Sarah Coles, senior personal finance analyst at Hargreaves Lansdown, discusses the Bank of England rates rise, which suggests high street banks will clobber borrowers and neglect savers.

Key points for consideration:
  • The Bank of England says inflation is expected to rise to stay around 5% this winter and peak at 6% in April – when the energy price cap rises.
  • Jobs data isn’t showing any sign that the end of the furlough scheme sparked redundancies, so it now expects unemployment to be 4% in the last three months of the year – down from 4.5% in its report last month.
  • GDP forecasts for the last quarter of the year have been cut by from 1% to 0.6%,  as supply chain problems and labour shortages have continued to thwart businesses. Omicron may well exacerbate this, as more people are isolating and social distancing.
  • The last time we had a rate rise (August 2018), only one in ten banks raised savings rates within a week, and only a small fraction of them passed on the rate rise in full. Meanwhile 28% of banks raised mortgage rates.
Sarah Coles said:

“The high street banks will clobber mortgage borrowers, hiking their variable rates to the max as quickly as possible. Meanwhile, savers will grow old waiting for them to pass on rises in savings rates. And while we won’t see a vast number of accounts from other providers boosting rates overnight, there are better deals available for those who are prepared to shop around.

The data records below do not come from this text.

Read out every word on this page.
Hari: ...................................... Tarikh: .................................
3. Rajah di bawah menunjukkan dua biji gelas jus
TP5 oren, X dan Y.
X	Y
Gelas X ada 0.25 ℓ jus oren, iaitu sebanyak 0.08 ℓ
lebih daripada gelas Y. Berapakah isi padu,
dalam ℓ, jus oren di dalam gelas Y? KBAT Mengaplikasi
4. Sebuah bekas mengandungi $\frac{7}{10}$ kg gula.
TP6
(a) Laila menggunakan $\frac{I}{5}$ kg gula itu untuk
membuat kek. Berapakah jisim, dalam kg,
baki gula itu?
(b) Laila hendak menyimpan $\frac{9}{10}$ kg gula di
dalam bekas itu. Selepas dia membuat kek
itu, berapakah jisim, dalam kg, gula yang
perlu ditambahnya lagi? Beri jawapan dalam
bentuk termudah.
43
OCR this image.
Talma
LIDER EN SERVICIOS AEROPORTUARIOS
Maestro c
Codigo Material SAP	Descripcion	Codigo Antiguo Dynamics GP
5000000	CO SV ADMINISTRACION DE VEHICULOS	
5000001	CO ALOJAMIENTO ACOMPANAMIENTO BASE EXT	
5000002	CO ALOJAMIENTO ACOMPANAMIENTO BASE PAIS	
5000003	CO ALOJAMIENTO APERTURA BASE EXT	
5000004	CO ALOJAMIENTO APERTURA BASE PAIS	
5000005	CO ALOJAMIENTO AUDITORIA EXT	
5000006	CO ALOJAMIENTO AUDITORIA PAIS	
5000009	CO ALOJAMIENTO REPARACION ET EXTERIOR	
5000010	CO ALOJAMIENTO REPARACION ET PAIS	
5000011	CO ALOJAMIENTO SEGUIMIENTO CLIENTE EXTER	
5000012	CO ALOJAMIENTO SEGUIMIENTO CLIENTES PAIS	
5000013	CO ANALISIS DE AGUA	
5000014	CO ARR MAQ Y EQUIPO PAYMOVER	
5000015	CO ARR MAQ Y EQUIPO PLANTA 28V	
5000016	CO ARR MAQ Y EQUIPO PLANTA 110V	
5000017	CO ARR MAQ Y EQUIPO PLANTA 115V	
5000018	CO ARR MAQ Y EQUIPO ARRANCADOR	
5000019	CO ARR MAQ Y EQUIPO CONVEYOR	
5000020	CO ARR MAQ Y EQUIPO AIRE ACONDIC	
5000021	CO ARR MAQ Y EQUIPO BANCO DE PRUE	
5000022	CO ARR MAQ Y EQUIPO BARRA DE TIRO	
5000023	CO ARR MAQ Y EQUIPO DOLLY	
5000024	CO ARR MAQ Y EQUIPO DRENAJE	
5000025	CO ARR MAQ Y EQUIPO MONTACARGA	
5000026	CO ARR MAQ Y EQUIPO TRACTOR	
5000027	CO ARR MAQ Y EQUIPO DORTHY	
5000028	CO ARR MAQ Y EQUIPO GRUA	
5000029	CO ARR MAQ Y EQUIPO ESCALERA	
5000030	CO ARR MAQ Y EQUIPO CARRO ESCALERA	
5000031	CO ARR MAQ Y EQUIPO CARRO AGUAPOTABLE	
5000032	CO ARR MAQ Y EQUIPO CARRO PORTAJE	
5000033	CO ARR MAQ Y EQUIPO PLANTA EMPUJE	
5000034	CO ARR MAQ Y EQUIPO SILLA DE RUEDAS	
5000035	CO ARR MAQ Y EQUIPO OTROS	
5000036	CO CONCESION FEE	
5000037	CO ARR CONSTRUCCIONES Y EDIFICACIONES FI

“High street banks have suffered a couple of years of horribly squeezed margins, with rock bottom rates leaving them little room to manoeuvre. They’re likely to see this as an opportunity to get a bit of breathing space, and expand those margins, hiking costs for mortgage borrowers and leaving savers hanging.

“Given that growth was only marginally lower than expected, unemployment fell and inflation was much higher than anticipated, the bank felt they had no alternative but to raise rates.

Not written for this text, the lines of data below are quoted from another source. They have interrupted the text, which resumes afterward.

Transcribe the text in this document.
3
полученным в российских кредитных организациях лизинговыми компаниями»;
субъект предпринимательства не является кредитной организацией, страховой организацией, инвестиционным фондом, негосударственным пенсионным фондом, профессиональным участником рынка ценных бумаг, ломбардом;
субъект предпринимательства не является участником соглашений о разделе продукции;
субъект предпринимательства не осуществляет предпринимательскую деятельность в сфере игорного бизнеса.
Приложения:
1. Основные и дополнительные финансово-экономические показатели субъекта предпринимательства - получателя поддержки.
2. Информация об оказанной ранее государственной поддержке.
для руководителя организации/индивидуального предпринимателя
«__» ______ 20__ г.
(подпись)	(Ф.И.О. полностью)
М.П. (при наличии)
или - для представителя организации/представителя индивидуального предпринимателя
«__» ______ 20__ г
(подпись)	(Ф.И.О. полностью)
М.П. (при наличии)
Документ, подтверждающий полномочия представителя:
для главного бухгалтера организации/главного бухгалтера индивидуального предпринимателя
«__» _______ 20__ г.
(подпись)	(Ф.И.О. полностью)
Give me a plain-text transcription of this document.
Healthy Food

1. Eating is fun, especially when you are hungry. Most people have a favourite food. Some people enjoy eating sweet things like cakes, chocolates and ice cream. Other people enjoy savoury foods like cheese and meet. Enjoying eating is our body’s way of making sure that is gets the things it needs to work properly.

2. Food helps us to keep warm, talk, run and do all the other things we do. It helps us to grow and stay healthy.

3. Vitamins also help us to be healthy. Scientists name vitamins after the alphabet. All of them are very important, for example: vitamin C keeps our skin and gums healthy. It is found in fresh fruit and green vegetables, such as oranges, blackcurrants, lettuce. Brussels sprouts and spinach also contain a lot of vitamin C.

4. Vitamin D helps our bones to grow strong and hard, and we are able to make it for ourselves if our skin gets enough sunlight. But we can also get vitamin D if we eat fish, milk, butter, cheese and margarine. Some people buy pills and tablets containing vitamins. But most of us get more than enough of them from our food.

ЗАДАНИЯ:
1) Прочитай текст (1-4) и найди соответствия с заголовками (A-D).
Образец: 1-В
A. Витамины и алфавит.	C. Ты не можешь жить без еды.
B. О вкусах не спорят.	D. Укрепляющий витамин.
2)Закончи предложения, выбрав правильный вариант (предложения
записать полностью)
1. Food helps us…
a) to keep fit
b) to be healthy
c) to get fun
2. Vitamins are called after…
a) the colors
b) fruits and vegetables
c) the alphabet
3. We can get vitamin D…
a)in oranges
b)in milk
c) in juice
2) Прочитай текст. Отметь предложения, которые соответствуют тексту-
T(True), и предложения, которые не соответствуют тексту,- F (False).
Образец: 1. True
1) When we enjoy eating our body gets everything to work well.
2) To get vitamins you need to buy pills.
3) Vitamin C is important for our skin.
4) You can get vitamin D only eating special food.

“With Omicron on the rise, they’re not entirely certain what impact it will have on global economies, but so far each successive wave has had a smaller impact than the last, so 8 out of 9 members of the committee decided that the need to nip inflation in the bud trumped Covid-related concerns – particularly given that there was a chance it could actually add to inflationary pressures. Only one member of the committee called for rates to remain where they were while the full impact of Omicron became clear.”

Mortgages:

“The pain for around 2 million mortgage borrowers on variable rates will be swift. It’s not going to mean particularly eye-watering rises, and UK Finance figures show the typical SVR customer would pay just under £10 more a month. However, this is unlikely to be the last of the rate rises. If rates go up to 1%, that boosts the typical SVR customer’s monthly payment by £57, which is a difficult sum of cash to find, particularly when prices are rising on all sides.

“Borrowers affected by hikes should consider remortgaging as soon as possible. In many cases a fixed rate deal looks like a sensible option, and it’s worth considering a longer fix. Rates had already gone up ahead of the rate rise, but we’re still around historic lows, so now is the time to act. If you’re on a fixed rate with less than six months left to run, you can book in a new rate now, so don’t wait for your deal to expire.”

Savers:

“Savers on the high street may well see no change at all for now, as banks luxuriate in bigger margins instead. They’re unlikely to see much movement in the wider savings market, but they should fight the temptation to stay put and wait for more rate rises over the next 12 months, because there are much better deals out there.

“Banks aren’t in desperate need of more financing. They’ve had a good run of cheap money from the government, and now the heat is coming out of the housing market, they don’t need the same level of cash to support the mortgage market, so there’s not a tremendous sense of urgency to race for the top of the savings charts.”